Additionally, efforts to revive the SATHI manufacturing activity and
the Brazil project will continue despite the seeming lack of success so
far, which should add to the revenue and profit of the Company in the
coming year.
2. EVENTS SUBSEQUENT TO THE DATE OF FINANCIAL STATEMENTS
There were no material changes and commitments which occurred affecting
the financial position of the Company between 31st March, 2015 and the
date on which this report has been signed.
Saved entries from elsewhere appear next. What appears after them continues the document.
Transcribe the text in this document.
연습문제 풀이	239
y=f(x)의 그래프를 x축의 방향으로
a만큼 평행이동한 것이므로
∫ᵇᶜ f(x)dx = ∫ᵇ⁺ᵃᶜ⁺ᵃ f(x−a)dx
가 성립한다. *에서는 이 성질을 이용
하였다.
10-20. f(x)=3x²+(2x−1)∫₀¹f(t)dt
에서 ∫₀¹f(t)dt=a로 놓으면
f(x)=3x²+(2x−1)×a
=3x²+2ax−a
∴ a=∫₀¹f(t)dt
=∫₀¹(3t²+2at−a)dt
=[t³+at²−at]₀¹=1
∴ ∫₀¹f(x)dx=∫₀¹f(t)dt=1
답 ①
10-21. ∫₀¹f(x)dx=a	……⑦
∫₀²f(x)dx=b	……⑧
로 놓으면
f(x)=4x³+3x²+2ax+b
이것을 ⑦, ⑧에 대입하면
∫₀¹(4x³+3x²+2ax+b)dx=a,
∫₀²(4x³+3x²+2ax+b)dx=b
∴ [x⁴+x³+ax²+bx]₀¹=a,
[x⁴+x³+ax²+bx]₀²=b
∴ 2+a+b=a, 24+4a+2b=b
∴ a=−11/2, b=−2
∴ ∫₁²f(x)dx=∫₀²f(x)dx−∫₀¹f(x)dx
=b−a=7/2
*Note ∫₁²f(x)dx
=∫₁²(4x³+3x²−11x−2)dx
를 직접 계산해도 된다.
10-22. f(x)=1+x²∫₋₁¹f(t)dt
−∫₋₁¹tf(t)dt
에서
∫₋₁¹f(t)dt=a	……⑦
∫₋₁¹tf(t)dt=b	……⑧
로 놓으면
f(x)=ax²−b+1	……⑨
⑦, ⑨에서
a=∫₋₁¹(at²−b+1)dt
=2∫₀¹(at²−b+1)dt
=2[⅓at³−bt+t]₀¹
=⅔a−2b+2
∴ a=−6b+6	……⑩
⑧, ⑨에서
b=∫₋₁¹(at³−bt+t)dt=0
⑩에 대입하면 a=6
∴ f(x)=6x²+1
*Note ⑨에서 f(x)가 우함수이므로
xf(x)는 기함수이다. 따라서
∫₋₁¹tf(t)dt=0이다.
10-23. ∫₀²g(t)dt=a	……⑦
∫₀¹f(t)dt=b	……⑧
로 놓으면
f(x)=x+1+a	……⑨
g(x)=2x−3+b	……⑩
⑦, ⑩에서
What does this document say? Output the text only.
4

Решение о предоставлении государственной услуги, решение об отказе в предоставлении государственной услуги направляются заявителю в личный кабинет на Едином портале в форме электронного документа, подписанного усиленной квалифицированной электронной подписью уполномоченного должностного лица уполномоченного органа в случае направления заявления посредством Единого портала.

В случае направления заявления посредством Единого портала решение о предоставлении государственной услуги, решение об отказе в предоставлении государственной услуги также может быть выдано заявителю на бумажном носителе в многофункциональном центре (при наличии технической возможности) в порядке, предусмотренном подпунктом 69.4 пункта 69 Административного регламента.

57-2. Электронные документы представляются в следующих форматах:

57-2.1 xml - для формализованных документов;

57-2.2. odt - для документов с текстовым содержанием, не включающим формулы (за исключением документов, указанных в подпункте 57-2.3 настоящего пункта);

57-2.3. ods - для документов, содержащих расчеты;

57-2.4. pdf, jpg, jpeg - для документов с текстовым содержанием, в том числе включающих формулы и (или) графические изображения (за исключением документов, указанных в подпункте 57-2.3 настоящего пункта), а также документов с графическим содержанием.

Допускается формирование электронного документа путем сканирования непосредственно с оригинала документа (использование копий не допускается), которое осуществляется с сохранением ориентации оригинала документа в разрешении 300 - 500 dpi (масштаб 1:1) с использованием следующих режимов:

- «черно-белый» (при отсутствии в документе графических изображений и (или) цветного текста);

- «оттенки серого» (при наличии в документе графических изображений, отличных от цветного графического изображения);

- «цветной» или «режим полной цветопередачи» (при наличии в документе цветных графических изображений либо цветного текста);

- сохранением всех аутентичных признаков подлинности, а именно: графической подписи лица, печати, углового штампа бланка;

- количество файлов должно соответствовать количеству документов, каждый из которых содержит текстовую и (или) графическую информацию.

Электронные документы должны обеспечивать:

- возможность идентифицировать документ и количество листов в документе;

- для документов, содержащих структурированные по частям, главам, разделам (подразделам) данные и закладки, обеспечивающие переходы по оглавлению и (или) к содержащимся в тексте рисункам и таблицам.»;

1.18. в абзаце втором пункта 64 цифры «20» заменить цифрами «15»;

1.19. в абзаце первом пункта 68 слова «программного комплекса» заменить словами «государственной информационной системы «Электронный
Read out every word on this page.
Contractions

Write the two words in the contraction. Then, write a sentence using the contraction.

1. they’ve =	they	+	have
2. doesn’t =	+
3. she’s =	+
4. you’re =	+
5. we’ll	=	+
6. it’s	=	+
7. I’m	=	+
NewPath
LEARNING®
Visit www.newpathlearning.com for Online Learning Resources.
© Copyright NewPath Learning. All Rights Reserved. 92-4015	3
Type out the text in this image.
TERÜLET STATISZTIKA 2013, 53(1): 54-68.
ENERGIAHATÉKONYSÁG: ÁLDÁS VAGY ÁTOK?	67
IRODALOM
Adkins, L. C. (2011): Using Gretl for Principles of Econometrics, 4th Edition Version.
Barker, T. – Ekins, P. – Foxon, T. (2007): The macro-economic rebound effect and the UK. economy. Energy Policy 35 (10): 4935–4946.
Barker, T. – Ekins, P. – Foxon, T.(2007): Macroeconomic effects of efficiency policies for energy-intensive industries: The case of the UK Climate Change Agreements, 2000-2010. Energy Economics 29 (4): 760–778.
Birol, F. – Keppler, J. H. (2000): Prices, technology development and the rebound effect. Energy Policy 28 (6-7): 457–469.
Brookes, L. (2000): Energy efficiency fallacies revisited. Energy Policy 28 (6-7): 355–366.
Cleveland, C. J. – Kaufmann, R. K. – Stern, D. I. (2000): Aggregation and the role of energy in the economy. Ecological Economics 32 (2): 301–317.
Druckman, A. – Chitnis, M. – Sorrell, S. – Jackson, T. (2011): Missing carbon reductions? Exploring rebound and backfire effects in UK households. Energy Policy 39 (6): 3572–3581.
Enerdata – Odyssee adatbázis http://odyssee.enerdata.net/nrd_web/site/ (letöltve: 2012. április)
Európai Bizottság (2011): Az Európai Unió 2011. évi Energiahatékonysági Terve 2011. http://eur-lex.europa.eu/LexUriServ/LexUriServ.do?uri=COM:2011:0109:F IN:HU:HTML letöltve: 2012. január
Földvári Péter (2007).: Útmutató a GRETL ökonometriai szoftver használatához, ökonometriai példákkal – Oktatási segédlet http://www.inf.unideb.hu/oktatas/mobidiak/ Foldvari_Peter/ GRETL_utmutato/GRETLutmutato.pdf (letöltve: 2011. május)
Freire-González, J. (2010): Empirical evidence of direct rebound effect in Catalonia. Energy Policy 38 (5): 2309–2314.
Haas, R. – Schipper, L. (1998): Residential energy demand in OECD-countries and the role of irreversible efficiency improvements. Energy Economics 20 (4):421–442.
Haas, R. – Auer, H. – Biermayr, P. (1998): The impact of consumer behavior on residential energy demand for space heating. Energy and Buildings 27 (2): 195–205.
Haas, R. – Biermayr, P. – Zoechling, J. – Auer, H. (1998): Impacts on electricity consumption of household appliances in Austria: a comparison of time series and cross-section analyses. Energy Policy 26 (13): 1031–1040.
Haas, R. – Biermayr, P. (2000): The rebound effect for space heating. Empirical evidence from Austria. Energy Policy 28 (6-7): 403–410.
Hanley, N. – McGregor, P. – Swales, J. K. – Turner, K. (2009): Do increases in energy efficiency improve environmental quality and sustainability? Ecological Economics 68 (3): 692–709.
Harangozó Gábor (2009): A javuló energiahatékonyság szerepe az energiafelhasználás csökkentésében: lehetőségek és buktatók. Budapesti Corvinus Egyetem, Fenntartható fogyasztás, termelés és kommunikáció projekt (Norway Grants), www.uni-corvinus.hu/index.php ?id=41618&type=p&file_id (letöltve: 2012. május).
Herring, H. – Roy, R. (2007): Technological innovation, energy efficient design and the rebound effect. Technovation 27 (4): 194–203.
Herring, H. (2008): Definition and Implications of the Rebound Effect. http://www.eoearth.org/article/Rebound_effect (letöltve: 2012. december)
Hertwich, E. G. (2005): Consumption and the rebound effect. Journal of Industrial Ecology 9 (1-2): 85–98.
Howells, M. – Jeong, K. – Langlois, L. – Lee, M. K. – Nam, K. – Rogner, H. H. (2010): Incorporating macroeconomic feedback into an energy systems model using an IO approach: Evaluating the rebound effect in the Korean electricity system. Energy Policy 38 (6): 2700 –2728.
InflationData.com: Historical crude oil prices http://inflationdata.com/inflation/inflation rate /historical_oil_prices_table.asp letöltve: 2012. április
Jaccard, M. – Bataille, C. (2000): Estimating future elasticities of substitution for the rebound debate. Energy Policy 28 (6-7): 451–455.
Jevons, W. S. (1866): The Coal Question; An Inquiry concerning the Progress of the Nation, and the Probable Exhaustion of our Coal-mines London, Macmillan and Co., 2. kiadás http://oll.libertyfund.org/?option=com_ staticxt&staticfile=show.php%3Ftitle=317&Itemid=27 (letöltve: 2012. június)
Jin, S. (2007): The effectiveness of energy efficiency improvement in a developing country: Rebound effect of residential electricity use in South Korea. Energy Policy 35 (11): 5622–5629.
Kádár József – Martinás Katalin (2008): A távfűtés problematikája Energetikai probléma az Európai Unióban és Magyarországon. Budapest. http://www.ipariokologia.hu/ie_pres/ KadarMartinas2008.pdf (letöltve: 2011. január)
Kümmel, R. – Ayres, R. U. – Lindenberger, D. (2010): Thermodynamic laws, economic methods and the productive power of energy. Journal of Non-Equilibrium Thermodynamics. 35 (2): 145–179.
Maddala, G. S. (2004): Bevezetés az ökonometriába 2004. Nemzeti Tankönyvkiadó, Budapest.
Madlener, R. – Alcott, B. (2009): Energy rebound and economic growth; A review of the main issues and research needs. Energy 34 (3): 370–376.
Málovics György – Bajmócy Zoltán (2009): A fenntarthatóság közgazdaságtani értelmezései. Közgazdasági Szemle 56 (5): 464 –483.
3. MATERIAL CHANGES AFFECTING THE FINANCIAL POSITION OF THE COMPANY
The Company did not carry out any commercial sales activities: However,
in line with the applicable regulations/Statutes, revenue of the
Subsidiaries was captured in the consolidated financial Statement of
the Company.
4. CHANGE IN THE NATURE OF BUSINESS
The Company expects to add new activities as mentioned above, in the
areas of application of Information Technology in the domains of
Business Intelligence and Human Resources Development, and mobile-based
applications for services provision, will expand the nature of business
of the Company from manufacturing and sales of products developed
in-house, to also software applications for specific chosen domains, by
developing such applications in-house and/or partnering with
organizations specializing in those activities/domains.
5. DIVIDEND
In view of the losses incurred, your Directors express inability to
recommend any dividend.
6. AMOUNTS TRANSFERRED TO RESERVES
In view of the losses, the question of transferring any amount to
Reserves does not arise.
7. CHANGES IN SHARE CAPITAL
There were no changes in the Share Capital of the Company during the
year.
Disclosure regarding Issue of Equity Shares with Differential Rights
During the year under review the Company has not issued Shares with
Differential Rights.
Disclosure regarding issue of Employee Stock Options
During the year under review the Company has not issued Shares Employee
Stock Options.
Disclosure regarding issue of Sweat Equity Shares
During the year under review the Company has not issued Sweat Equity
Shares.
8. CAPITAL INVESTMENTS
There were no capital Investments during the year 2014-2015.
9. BOARD MEETINGS
The Meetings of the Board are held at regular intervals with a time gap
of not more than 120 days between two consecutive Meetings. Additional
Meetings of the Board of Directors are held when necessary. During the
year under review 4 (Four) Meetings were held on 29th May 2014, 14th
August 2014, 14th November 2014 and 14th February 2015.
The Agenda of the Meeting is circulated to the Directors in advance.
Minutes of the Meetings of the Board of Directors are circulated
amongst the Members of the Board for their perusal.
The details of other Committee Meetings during the year 2014-2015 are
given in the Corporate Governance Report.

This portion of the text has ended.